Pero un día, sin darme cuenta ni entender porque, me enamoré de un zapato. A mi nunca me han gustado los zapatos, no están hechos para mi. Pero este zapato era tan especial… A zapato le gustaba la forma en que pronunciaba la Z al decir su nombre. Y a mi me gustaba todo de aquel zapato. Me gustaba su cuero desgastado y salvaje, sus suelas de goma y sus cordones raídos. Me gustaban sus plantillas, suavecitas y dulces, y su lengüeta afilada y culta. Pero lo único que yo sabía hacer por ese zapato era decir su nombre para verla sonreír.

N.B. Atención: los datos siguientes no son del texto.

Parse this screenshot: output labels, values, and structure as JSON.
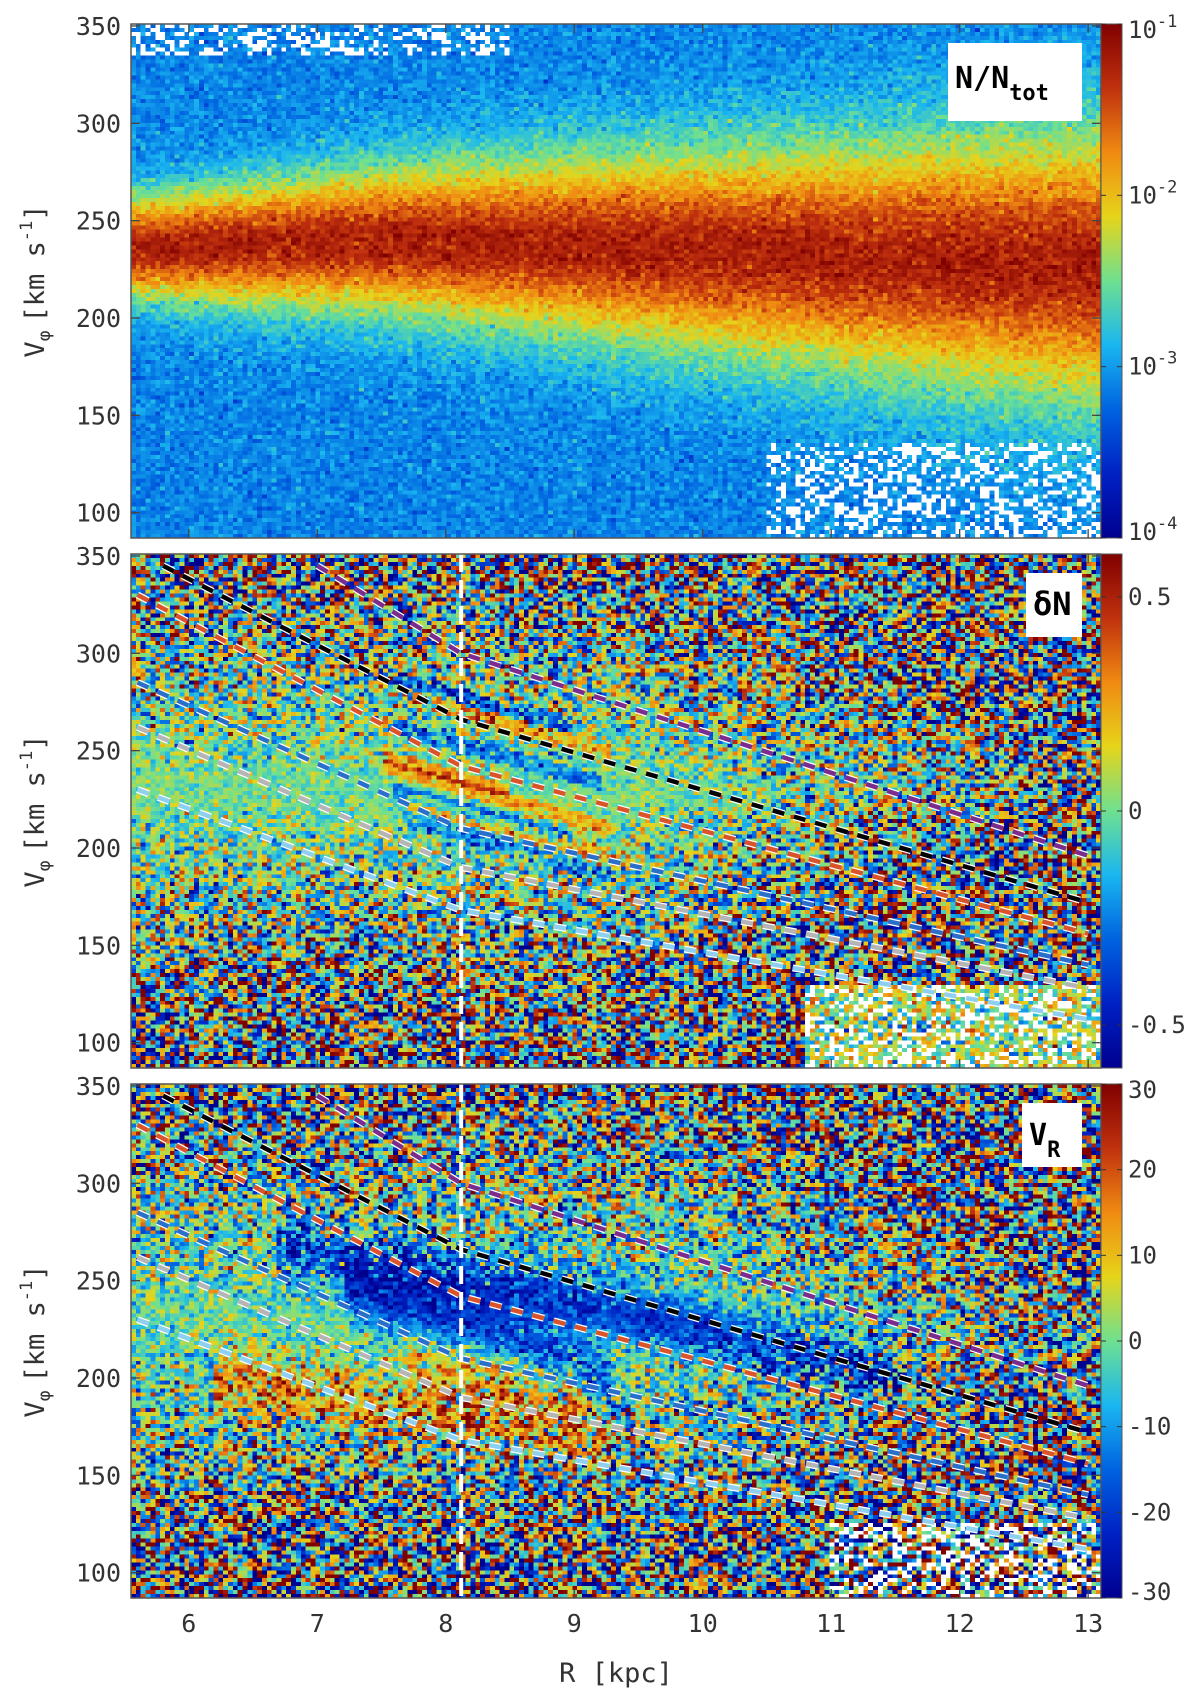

A pesar de ello comencé a ir cada día a la zapatería, donde miraba a mi zapato inalcanzable el escaparate que alumbraba con luz propia. Raras veces el zapato se fijaba en mi, pues a su alrededor había demasiados zapatos hermosos listos para hacer pareja con ella. Era imposible que se fijara en una vulgar zapatilla como yo.

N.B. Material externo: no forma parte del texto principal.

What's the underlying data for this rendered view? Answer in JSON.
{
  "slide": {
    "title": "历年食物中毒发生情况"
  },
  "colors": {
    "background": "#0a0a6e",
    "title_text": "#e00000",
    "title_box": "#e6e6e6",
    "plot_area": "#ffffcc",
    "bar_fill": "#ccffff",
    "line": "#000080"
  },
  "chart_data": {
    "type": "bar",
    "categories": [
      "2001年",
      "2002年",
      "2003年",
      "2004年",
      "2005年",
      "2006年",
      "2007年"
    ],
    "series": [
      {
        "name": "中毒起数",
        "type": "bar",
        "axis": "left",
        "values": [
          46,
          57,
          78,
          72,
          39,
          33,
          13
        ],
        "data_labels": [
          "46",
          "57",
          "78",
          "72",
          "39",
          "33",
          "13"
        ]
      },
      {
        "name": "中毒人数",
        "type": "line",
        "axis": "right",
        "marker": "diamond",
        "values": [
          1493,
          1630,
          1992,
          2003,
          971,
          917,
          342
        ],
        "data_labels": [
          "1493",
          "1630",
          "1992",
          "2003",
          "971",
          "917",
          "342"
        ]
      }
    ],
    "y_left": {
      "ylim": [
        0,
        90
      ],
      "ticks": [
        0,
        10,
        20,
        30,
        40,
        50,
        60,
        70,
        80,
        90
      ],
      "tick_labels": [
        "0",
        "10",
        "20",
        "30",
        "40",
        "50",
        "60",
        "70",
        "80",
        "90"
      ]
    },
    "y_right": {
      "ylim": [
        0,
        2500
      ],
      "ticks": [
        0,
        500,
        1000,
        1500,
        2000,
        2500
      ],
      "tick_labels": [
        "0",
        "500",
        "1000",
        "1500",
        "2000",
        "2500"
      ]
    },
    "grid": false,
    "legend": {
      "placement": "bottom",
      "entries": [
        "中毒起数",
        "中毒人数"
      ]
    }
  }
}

Mis costuras empezaron a aflojarse de tanto desamor y mi zapatilla compañera me esperaba al otro lado del mundo. Pero yo no quería regresar, pues me pasaba los días esperando el más mínimo gesto de zapato para dejarlo todo para caminar a su lado.

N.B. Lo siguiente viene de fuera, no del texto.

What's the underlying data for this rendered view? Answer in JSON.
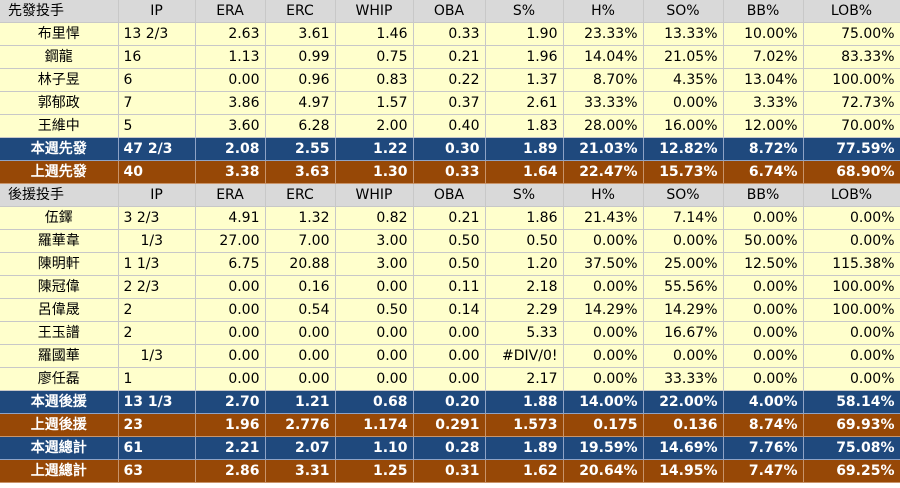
{
  "columns": [
    "IP",
    "ERA",
    "ERC",
    "WHIP",
    "OBA",
    "S%",
    "H%",
    "SO%",
    "BB%",
    "LOB%"
  ],
  "starters": {
    "header": "先發投手",
    "rows": [
      {
        "name": "布里悍",
        "values": [
          "13 2/3",
          "2.63",
          "3.61",
          "1.46",
          "0.33",
          "1.90",
          "23.33%",
          "13.33%",
          "10.00%",
          "75.00%"
        ]
      },
      {
        "name": "鋼龍",
        "values": [
          "16",
          "1.13",
          "0.99",
          "0.75",
          "0.21",
          "1.96",
          "14.04%",
          "21.05%",
          "7.02%",
          "83.33%"
        ]
      },
      {
        "name": "林子昱",
        "values": [
          "6",
          "0.00",
          "0.96",
          "0.83",
          "0.22",
          "1.37",
          "8.70%",
          "4.35%",
          "13.04%",
          "100.00%"
        ]
      },
      {
        "name": "郭郁政",
        "values": [
          "7",
          "3.86",
          "4.97",
          "1.57",
          "0.37",
          "2.61",
          "33.33%",
          "0.00%",
          "3.33%",
          "72.73%"
        ]
      },
      {
        "name": "王維中",
        "values": [
          "5",
          "3.60",
          "6.28",
          "2.00",
          "0.40",
          "1.83",
          "28.00%",
          "16.00%",
          "12.00%",
          "70.00%"
        ]
      }
    ],
    "this_week": {
      "name": "本週先發",
      "values": [
        "47 2/3",
        "2.08",
        "2.55",
        "1.22",
        "0.30",
        "1.89",
        "21.03%",
        "12.82%",
        "8.72%",
        "77.59%"
      ]
    },
    "last_week": {
      "name": "上週先發",
      "values": [
        "40",
        "3.38",
        "3.63",
        "1.30",
        "0.33",
        "1.64",
        "22.47%",
        "15.73%",
        "6.74%",
        "68.90%"
      ]
    }
  },
  "relievers": {
    "header": "後援投手",
    "rows": [
      {
        "name": "伍鐸",
        "values": [
          "3 2/3",
          "4.91",
          "1.32",
          "0.82",
          "0.21",
          "1.86",
          "21.43%",
          "7.14%",
          "0.00%",
          "0.00%"
        ]
      },
      {
        "name": "羅華韋",
        "values": [
          "1/3",
          "27.00",
          "7.00",
          "3.00",
          "0.50",
          "0.50",
          "0.00%",
          "0.00%",
          "50.00%",
          "0.00%"
        ]
      },
      {
        "name": "陳明軒",
        "values": [
          "1 1/3",
          "6.75",
          "20.88",
          "3.00",
          "0.50",
          "1.20",
          "37.50%",
          "25.00%",
          "12.50%",
          "115.38%"
        ]
      },
      {
        "name": "陳冠偉",
        "values": [
          "2 2/3",
          "0.00",
          "0.16",
          "0.00",
          "0.11",
          "2.18",
          "0.00%",
          "55.56%",
          "0.00%",
          "100.00%"
        ]
      },
      {
        "name": "呂偉晟",
        "values": [
          "2",
          "0.00",
          "0.54",
          "0.50",
          "0.14",
          "2.29",
          "14.29%",
          "14.29%",
          "0.00%",
          "100.00%"
        ]
      },
      {
        "name": "王玉譜",
        "values": [
          "2",
          "0.00",
          "0.00",
          "0.00",
          "0.00",
          "5.33",
          "0.00%",
          "16.67%",
          "0.00%",
          "0.00%"
        ]
      },
      {
        "name": "羅國華",
        "values": [
          "1/3",
          "0.00",
          "0.00",
          "0.00",
          "0.00",
          "#DIV/0!",
          "0.00%",
          "0.00%",
          "0.00%",
          "0.00%"
        ]
      },
      {
        "name": "廖任磊",
        "values": [
          "1",
          "0.00",
          "0.00",
          "0.00",
          "0.00",
          "2.17",
          "0.00%",
          "33.33%",
          "0.00%",
          "0.00%"
        ]
      }
    ],
    "this_week": {
      "name": "本週後援",
      "values": [
        "13 1/3",
        "2.70",
        "1.21",
        "0.68",
        "0.20",
        "1.88",
        "14.00%",
        "22.00%",
        "4.00%",
        "58.14%"
      ]
    },
    "last_week": {
      "name": "上週後援",
      "values": [
        "23",
        "1.96",
        "2.776",
        "1.174",
        "0.291",
        "1.573",
        "0.175",
        "0.136",
        "8.74%",
        "69.93%"
      ]
    }
  },
  "totals": {
    "this_week": {
      "name": "本週總計",
      "values": [
        "61",
        "2.21",
        "2.07",
        "1.10",
        "0.28",
        "1.89",
        "19.59%",
        "14.69%",
        "7.76%",
        "75.08%"
      ]
    },
    "last_week": {
      "name": "上週總計",
      "values": [
        "63",
        "2.86",
        "3.31",
        "1.25",
        "0.31",
        "1.62",
        "20.64%",
        "14.95%",
        "7.47%",
        "69.25%"
      ]
    }
  },
  "colors": {
    "header_bg": "#d9d9d9",
    "row_bg": "#ffffcc",
    "this_week_bg": "#1f497d",
    "last_week_bg": "#974806"
  }
}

Pero eso nunca ocurrió. Yo no podía entender porque los zapateros no aceptan que una pareja pueda estar formada por un hermoso zapato y una triste zapatilla.

Con el tiempo, empecé a aceptar que mi vida que mi vida y el mundo no podían cambiar, que los zapatos seguirían siendo zapatos y a las zapatillas nos tocaría conformarnos con encontrar una zapatilla a juego con nosotras pues las piezas deben encajar, y por lo visto a los pies no les gusta tener dos zapatos izquierdos o con cordones del mismo color. Mi destino era el de cualquier otra zapatilla de lona, y no había cabida para zapatos en ella. Tras asumir este hecho, todo comenzó a ser más sencillo, pero también mas triste y gris. Volví a mi mundo de zapatillas homogéneas que se juntaban entre sí para no desconjuntar el par. Yo seguía teniendo a mi zapatilla a juego que me adoraba a pesar de mi melancolía. No es que yo no fuera feliz con él, es que siempre quise saber lo que sería caminar junto a aquel zapato soberbio, aunque solo fuera una vez.

Y todavía, después de tanto tiempo, algunas noches me asomo a la ventana y grito con fuerza su nombre, por si acaso al oírlo vuelve a sonreír para mi.